Отклоняющееся поведение ребенка вынуждает родителей сфокусироваться на его проблеме и помогает им, позволяя отвлечься от своих проблем, встать над собственными трудностями. Например, мать с головой погружается в уход за своим страдающим ребенком, вместо того чтобы негодовать на недостатки супруга или рьяно заниматься собственной карьерой, выводя тем самым его из равновесия. Трудности ребенка способны заставить отца почувствовать, насколько он необходим семье, даже если его отношения с женой переживают не лучшие времена. Все эти способы, посредством которых ребенок защищает своих родителей, заставляют его выглядеть несчастным и беспомощным, хотя как помощник он наделен в своей семье очевидной силой.
Симптоматическое поведение одного из супругов может быть протекционным по отношению к другому, позволяя тому почувствовать собственную силу и состоятельность в роли первого и главного помощника своей страдающей половины. Проблемы, носителем которых становится один из супругов, в каком-то смысле бывают даже «полезны», поскольку вызывают доброжелательное взаимодействие между мужем и женой и предотвращают их отчуждение.
Существует множество способов взаимной защиты и помощи в семье. Например, если один из ее членов становится объектом придирок и нападок со стороны другого, всегда находится третий, готовый вступиться и дать отпор действиям атакующего, принять их на себя или, не выдержав напряжения, отвлечь внимание от жертвы и привлечь его к себе. Случается, что кто-то присоединяется к нападкам на жертву, но уже совсем в иной, более мягкой и щадящей манере, и таким образом заменяет собой не в меру разбушевавшегося воителя. Защита имеет много форм и далеко не всегда выглядит благожелательной и доброй. Иные способы протекции носят косвенный характер или включают в себя ущерб, который причиняется другому. Порой, например, невозможно избавить человека от переживаемой им боли, не причинив ему другую боль. Спасение иногда приобретает весьма неудачные формы, абсолютно не совпадая с тем представлением о поддержке, которая отвечала бы ожиданиям самого спасаемого. Определенные формы защиты не только не приводят к разрешению проблемы, но создают новые, еще большие трудности.

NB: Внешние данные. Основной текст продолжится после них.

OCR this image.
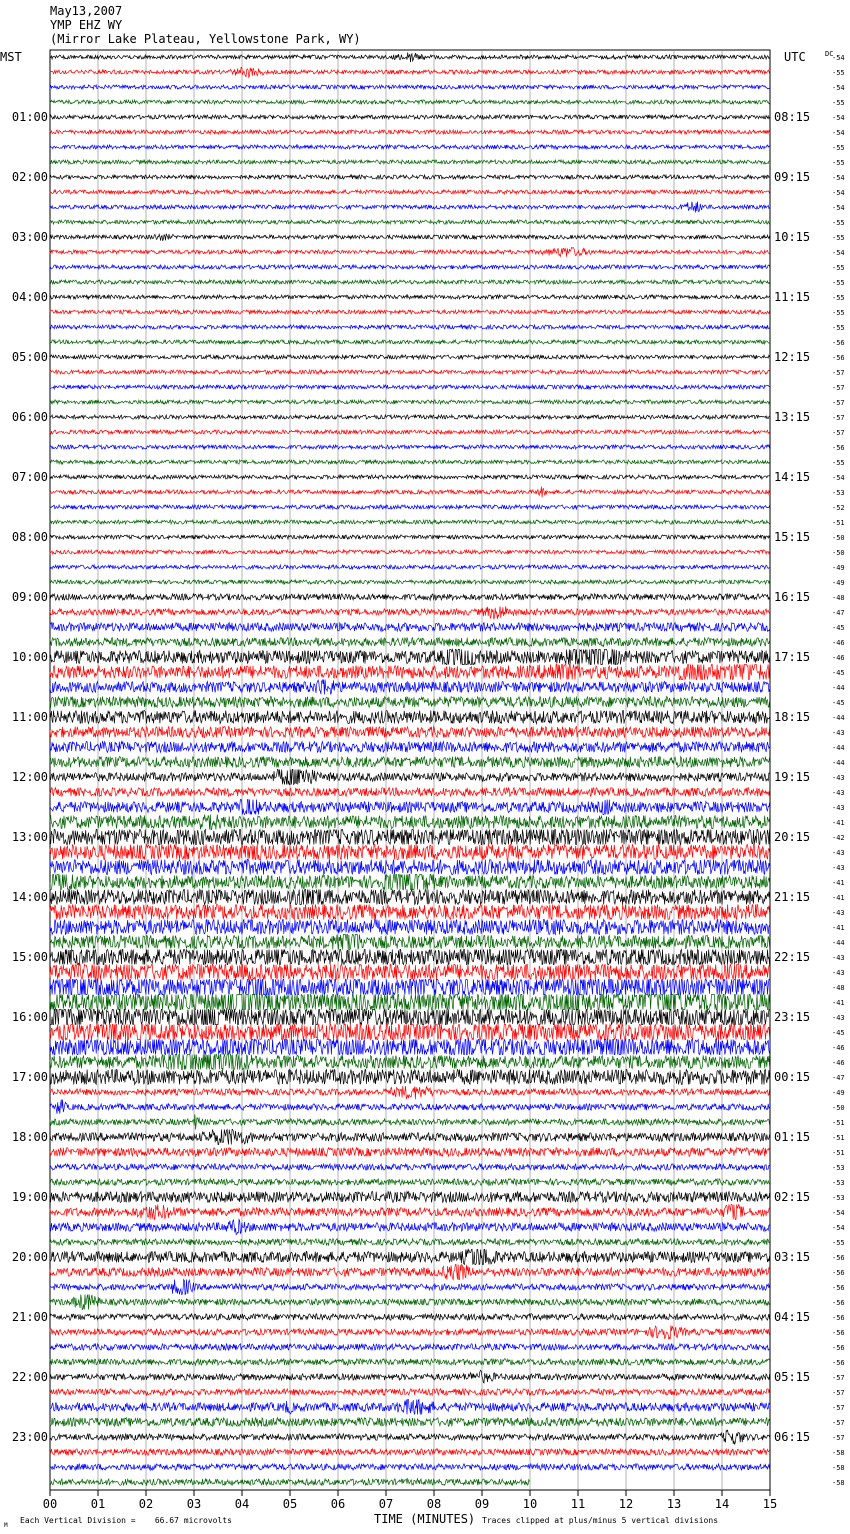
May13,2007
YMP EHZ WY
(Mirror Lake Plateau, Yellowstone Park, WY)
MST	UTC	DC
01:00
02:00
03:00
04:00
05:00
06:00
07:00
08:00
09:00
10:00
11:00
12:00
13:00
14:00
15:00
16:00
17:00
18:00
19:00
20:00
21:00
22:00
23:00
08:15
09:15
10:15
11:15
12:15
13:15
14:15
15:15
16:15
17:15
18:15
19:15
20:15
21:15
22:15
23:15
00:15
01:15
02:15
03:15
04:15
05:15
06:15
-54
-55
-54
-55
-54
-54
-55
-55
-54
-54
-54
-55
-55
-54
-55
-55
-55
-55
-55
-56
-56
-57
-57
-57
-57
-57
-56
-55
-54
-53
-52
-51
-50
-50
-49
-49
-48
-47
-45
-46
-46
-45
-44
-45
-44
-43
-44
-44
-43
-43
-43
-41
-42
-43
-43
-41
-41
-43
-41
-44
-43
-43
-48
-41
-43
-45
-46
-46
-47
-49
-50
-51
-51
-51
-53
-53
-53
-54
-54
-55
-56
-56
-56
-56
-56
-56
-56
-56
-57
-57
-57
-57
-57
-58
-58
-58
00	01	02	03	04	05	06	07	08	09	10	11	12	13	14	15
TIME (MINUTES)
M
Each Vertical Division =    66.67 microvolts	Traces clipped at plus/minus 5 vertical divisions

Когда сталкиваешься с крайними формами симптоматического поведения ребенка, невольно задаешься вопросом: не слишком ли далеко оно выходит за возможные рамки, чтобы допустить мысль, что к столь экстремальным действиям ребенок прибегает ради решения родительских проблем, которые на фоне его поведения выглядят значительно более умеренными и терпимыми? И вновь уместен пример из биологии. Бейтсон (1980) и другие исследователи отмечали, что природа всегда чрезмерна. Человек производит миллионы сперматозоидов, чтобы один из них сохранил жизнь. Рыба закладывает миллионы икринок, чтобы из ничтожной их части вывелись мальки, и миллионы семян рассеиваются вокруг, чтобы выросло одно дерево. Природа производит все, о чем бы ни шла речь, в столь огромных масштабах, чтобы гарантировать цель. Симптоматическое поведение может характеризоваться теми же особенностями, достигая чрезмерных, преувеличенных форм, чтобы гарантировать относительно малую цель.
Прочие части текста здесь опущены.